Hors-service ne mérite pas sa mauvaise note sur Sens-critique. C'est un roman très optimiste, drôle, émouvant, fluide, on se retrouve dans certaines situations, on est touché par certaines facettes des personnages, en somme il procure un moment de lecture très agréable.


Eva-Lena, 39 ans, vit dans le Norrland en Suède, elle est professeur de suédois et d'anglais dans un collège. Elle a trois enfants, Caroline et Patrik sont adolescents, Matilda a 6 ans. Dans sa jolie maison où tout est fait de pin, deux gros chats vagabondent, Lion et Panthère noire. Eva-Lena élève même des phasmes dans un bocal, voulez-vous tenir Kurt-Oskar ? Erik son mari est plutôt bel homme, dans ses costumes impeccablement repassés, par Eva-Lena, son épouse attentionnée. La vie est belle, même si parfois Eva-Lena se met à pleurer sans raison. C'est vrai aussi que parfois Caroline est injuste avec sa maman et la malmène, c'est vrai aussi que Patrik est désolant à s'enfermer dans la cave pour jouer à ses jeux vidéos jusqu'à tard dans la nuit, au milieu de saletés, à répondre par monosyllabes aux questions posées. C'est vrai aussi qu'à son âge Matilda est très capricieuse et réclame beaucoup de soins. Et Eva-Lena est souvent seule pour s'occuper de sa maison, ses enfants, en plus de ses cours qu'elle prépare minutieusement et systématiquement. Erik travaille dur, lui aussi... surtout ses relations sociales... Finalement, quand on prend le temps d'y songer, tout ne va pas si bien dans la vie d'Eva-Lena, le bonheur n'est pas facile à obtenir, même quand on a tout.
Enfermée par erreur pour tout un week-end dans le cagibi du collège, Eva-Lena a enfin le «loisir» de penser à elle, à sa vie, à ce qu'elle ressent. Pour quarante-huit heures, contre son grès, elle se retrouve «hors-service»...

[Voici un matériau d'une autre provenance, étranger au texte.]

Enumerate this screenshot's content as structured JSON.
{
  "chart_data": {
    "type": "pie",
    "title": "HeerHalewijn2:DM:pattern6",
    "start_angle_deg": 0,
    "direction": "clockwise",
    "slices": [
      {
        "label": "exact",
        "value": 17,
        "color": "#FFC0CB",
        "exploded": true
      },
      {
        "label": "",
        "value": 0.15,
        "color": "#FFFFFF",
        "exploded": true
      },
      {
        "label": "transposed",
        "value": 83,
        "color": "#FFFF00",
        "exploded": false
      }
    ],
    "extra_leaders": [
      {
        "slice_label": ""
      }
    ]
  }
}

Ce roman oscille entre les pensées intimes de l'héroïne, cloîtrée dans le local de la photocopieuse, qui nous livrent un portrait d'elle profond, secret, tendre, agaçant, touchant, souvent drôle, presque théâtral, et le récit à la troisième personne des événements survenus avant sa claustration. Solja Krapu fait avec beaucoup d'humour et de sensibilité le croquis colorié d'une délicieuse vue intérieure d'une femme indépendante, cultivée, moderne, une maman aimante et protectrice.


Hors-service est aussi un roman d'amitié entre deux femmes, Eva-Lena et Aurora. Celle-ci, qui s'est imposée à grand fracas dans la vie de notre héroïne, se révèle finalement son meilleur soutien. Elle est courageuse, loyale, modeste, artiste, excentrique, farfelue, elle est un rayon de soleil tout en gardant les pieds sur terre et la main sur le cœur.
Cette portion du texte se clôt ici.